We support the separation of church and state, and the 1962 Engel v. Vitale Supreme Court ruling; and we certainly do not want the kind of sectarian government-administered audible prayer that the high court abolished to be reimposed. The question is, does an open-ended ``quiet moment'' violate the intent of the 1962 ruling? In that case, a non-denominational prayer written for the New York public schools was opposed as an unconstitutional establishment of religion by Justice Hugo Black, and as a divisive element in the community by Justice William O. Douglas.

Such grave issues don't seem at stake in this case. We may feel ambivalent about mandating a ``moment of silence.'' But if Georgia wants its schools to observe such a moment prior to class, that seems fair and can even be constructive as a disciplined way to focus and quiet thought, or allow for further school preparation.

A moment of silence seems like neutral ground. If handled with dignity it can promote tolerance and respect for diverse views - something worth teaching children.
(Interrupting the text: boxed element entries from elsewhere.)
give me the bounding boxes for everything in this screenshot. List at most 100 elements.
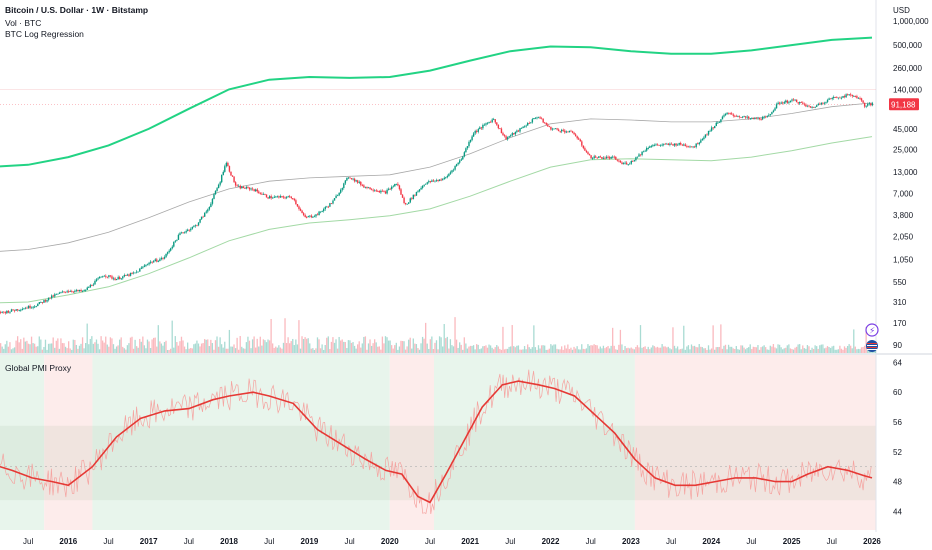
candle-body — [578, 138, 580, 140]
volume-bar — [680, 349, 682, 353]
volume-bar — [468, 346, 470, 353]
volume-bar — [363, 336, 365, 353]
volume-bar — [35, 346, 37, 353]
candle-body — [333, 198, 336, 201]
volume-bar — [514, 347, 516, 353]
volume-bar — [862, 347, 864, 353]
volume-bar — [381, 336, 384, 353]
candle-body — [275, 196, 277, 198]
candle-body — [108, 275, 110, 277]
volume-bar — [154, 337, 156, 353]
currency-label[interactable]: USD — [893, 6, 910, 15]
candle-body — [213, 194, 215, 199]
volume-bar — [217, 346, 220, 353]
volume-bar — [408, 339, 410, 353]
volume-bar — [463, 337, 465, 353]
candle-body — [613, 156, 615, 158]
candle-body — [415, 192, 418, 196]
volume-bar — [142, 336, 144, 353]
volume-bar — [420, 343, 422, 353]
volume-bar — [352, 342, 354, 353]
candle-body — [231, 175, 234, 177]
volume-bar — [537, 345, 540, 353]
candle-body — [567, 131, 569, 133]
volume-bar — [18, 342, 20, 353]
volume-bar — [749, 344, 751, 353]
volume-bar — [55, 340, 57, 353]
price-tick-label: 500,000 — [893, 41, 922, 50]
volume-bar — [520, 349, 523, 353]
volume-bar — [602, 345, 605, 353]
candle-body — [675, 143, 677, 146]
volume-bar — [375, 342, 377, 353]
candle-body — [749, 118, 751, 119]
lightning-icon-glyph: ⚡ — [869, 327, 875, 337]
x-tick-label: 2019 — [301, 537, 319, 546]
volume-bar — [278, 345, 280, 353]
candle-body — [621, 162, 623, 165]
candle-body — [319, 211, 322, 213]
candle-body — [545, 122, 547, 125]
candle-body — [806, 105, 809, 107]
volume-bar — [262, 339, 265, 353]
price-tick-label: 550 — [893, 278, 907, 287]
candle-body — [476, 130, 478, 132]
candle-body — [477, 129, 479, 132]
volume-bar — [443, 324, 445, 353]
volume-bar — [814, 345, 816, 353]
candle-body — [434, 180, 436, 182]
volume-bar — [129, 337, 132, 353]
candle-body — [652, 145, 654, 147]
volume-bar — [557, 349, 560, 353]
volume-bar — [145, 348, 147, 353]
candle-body — [326, 206, 328, 208]
volume-bar — [132, 348, 135, 353]
volume-bar — [193, 344, 195, 353]
volume-bar — [839, 345, 841, 353]
candle-body — [510, 135, 512, 137]
volume-bar — [49, 343, 51, 353]
volume-bar — [292, 338, 294, 353]
pmi-smoothed-line — [0, 380, 873, 504]
volume-bar — [593, 344, 595, 353]
candle-body — [789, 100, 792, 103]
volume-bar — [340, 340, 342, 353]
candle-body — [43, 300, 45, 303]
candle-body — [51, 295, 53, 299]
volume-bar — [846, 345, 849, 353]
candle-body — [571, 131, 574, 133]
volume-bar — [361, 343, 363, 353]
candle-body — [601, 156, 603, 159]
candle-body — [465, 148, 467, 153]
volume-bar — [333, 342, 336, 353]
candle-body — [533, 118, 535, 120]
candle-body — [632, 160, 634, 162]
candle-body — [88, 287, 90, 289]
candle-body — [234, 182, 237, 186]
volume-bar — [386, 337, 388, 353]
volume-bar — [564, 345, 566, 353]
volume-bar — [409, 337, 411, 353]
candle-body — [221, 174, 223, 183]
candle-body — [686, 146, 688, 147]
volume-bar — [693, 345, 696, 353]
candle-body — [673, 143, 676, 146]
candle-body — [47, 297, 50, 301]
volume-bar — [454, 317, 456, 353]
candle-body — [731, 113, 733, 115]
candle-body — [340, 189, 342, 193]
volume-bar — [143, 345, 146, 353]
candle-body — [224, 166, 226, 172]
volume-bar — [598, 348, 600, 353]
volume-bar — [151, 339, 153, 353]
candle-body — [714, 125, 716, 129]
candle-body — [83, 290, 85, 291]
candle-body — [129, 273, 132, 276]
volume-bar — [187, 342, 189, 353]
volume-bar — [531, 347, 533, 353]
candle-body — [466, 146, 469, 149]
volume-bar — [503, 349, 506, 353]
volume-bar — [760, 347, 762, 353]
candle-body — [154, 259, 156, 262]
candle-body — [826, 99, 829, 102]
The state senator who proposed the silence says he did so to combat the mentality leading to violence in schools.

What deserves attention in the current cultural climate is that the 1962 ruling was not intended to be ``anti-religion.'' It was anti-establishment. One notes a 1992 opinion by Justice Anthony Kennedy arguing that separation, carried to an extreme, doesn't promote government neutrality toward religion but ``reflects an unjustified hostility toward religion.'' The problems of intolerance and dogma are not those of one special ideology.

In one sense, we do ardently support prayer in the schools! We also support prayer in the workplace, the sports arena, the bus line, the state legislature. The quiet individual appeal to a divine source of intelligence and guidance is greatly needed and is protected as a matter of free exercise of religion in the First Amendment.